Well, Naki may not bear the marked genius of a Debussy, but there is a lot of the meditative in his work on the stick harp (a hybrid of Chapman stick and harp), at times reminiscent of the new age worldbeat sounds of people like Algerian-born guitarist Pierre Bensusan.

Whatever his sources, Naki has a roadmap of choices to explore, ranging from percussive tirades to mantra-esque invocations juxtaposed in various compound and simple time signatures. It is an instinctive blending of these and a cosmos of melodic soundscapes against free arpeggios on the harp that hold the listener. Given the limitations/assets of the stick harp, one suspects that the harmonic interest is more incidental, a byproduct phenomenon of the nature of the artist and his expressive capacity on the instrument.
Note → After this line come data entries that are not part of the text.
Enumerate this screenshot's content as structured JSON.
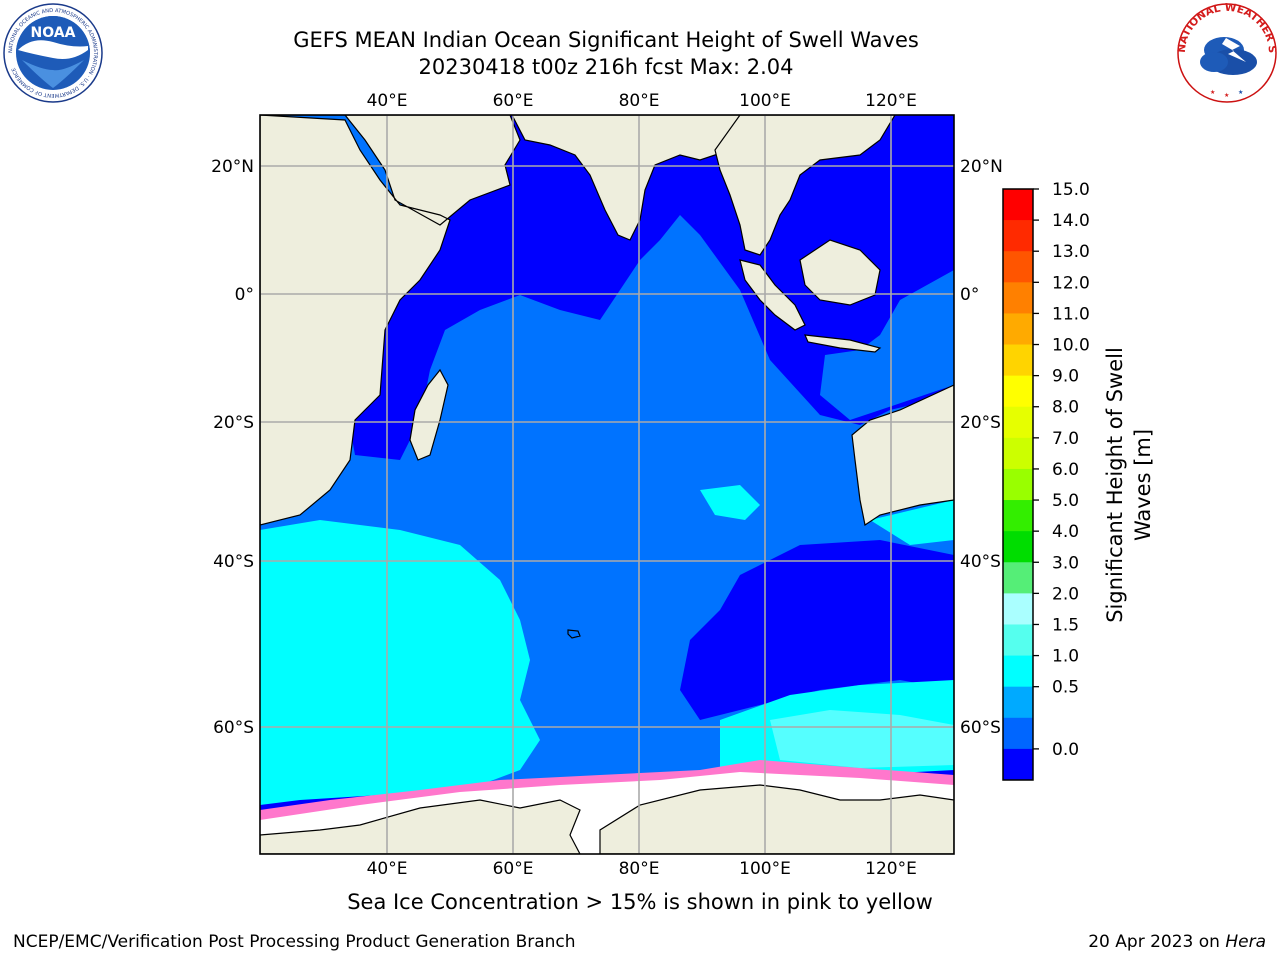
{
  "header": {
    "title_line1": "GEFS MEAN Indian Ocean Significant Height of Swell Waves",
    "title_line2": "20230418 t00z 216h fcst   Max: 2.04"
  },
  "logos": {
    "noaa_text": "NOAA",
    "noaa_ring_text": "NATIONAL OCEANIC AND ATMOSPHERIC ADMINISTRATION · U.S. DEPARTMENT OF COMMERCE",
    "nws_ring_text": "NATIONAL WEATHER SERVICE"
  },
  "map": {
    "lon_ticks_top": [
      "40°E",
      "60°E",
      "80°E",
      "100°E",
      "120°E"
    ],
    "lon_ticks_bottom": [
      "40°E",
      "60°E",
      "80°E",
      "100°E",
      "120°E"
    ],
    "lat_ticks_left": [
      "20°N",
      "0°",
      "20°S",
      "40°S",
      "60°S"
    ],
    "lat_ticks_right": [
      "20°N",
      "0°",
      "20°S",
      "40°S",
      "60°S"
    ]
  },
  "colorbar": {
    "label_line1": "Significant Height of Swell",
    "label_line2": "Waves [m]",
    "ticks": [
      "15.0",
      "14.0",
      "13.0",
      "12.0",
      "11.0",
      "10.0",
      "9.0",
      "8.0",
      "7.0",
      "6.0",
      "5.0",
      "4.0",
      "3.0",
      "2.0",
      "1.5",
      "1.0",
      "0.5",
      "0.0"
    ],
    "colors": [
      "#ff0000",
      "#ff2a00",
      "#ff5500",
      "#ff8000",
      "#ffaa00",
      "#ffd400",
      "#ffff00",
      "#e6ff00",
      "#ccff00",
      "#99ff00",
      "#33ee00",
      "#00dd00",
      "#55ee77",
      "#aaffff",
      "#55ffee",
      "#00ffff",
      "#00aaff",
      "#0066ff",
      "#0000ff"
    ]
  },
  "ocean_colors": {
    "level_0_05": "#0000ff",
    "level_05_10": "#0073ff",
    "level_10_15": "#00ffff",
    "level_15_20": "#55ffff",
    "land": "#eeeedd",
    "ice": "#ffffff"
  },
  "caption": "Sea Ice Concentration > 15% is shown in pink to yellow",
  "footer": {
    "left": "NCEP/EMC/Verification Post Processing Product Generation Branch",
    "right_date": "20 Apr 2023 on ",
    "right_host": "Hera"
  }
}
He is not preoccupied with key or movement away from or towards tonic stability. Rather, tonic stability is the unifying factor. And while there is a usage of synthetic textures, it is not an over reliance that could, in less capable hands, mar the integrity of the work.

Withdraw into the temple of Naki’s music, and you can delight in a variety of cross-cultural references, for example the harp/sitar exploration in Raga. There is motion from an experimental percussiveness in the earlier cuts to a more serene quality in the later ones. You are left with a sense of playfulness and of mystery in how he ever managed to pull off this intriguing endeavour.

Dean Cottrill is a Montreal-based guitarist, songwriter and singer.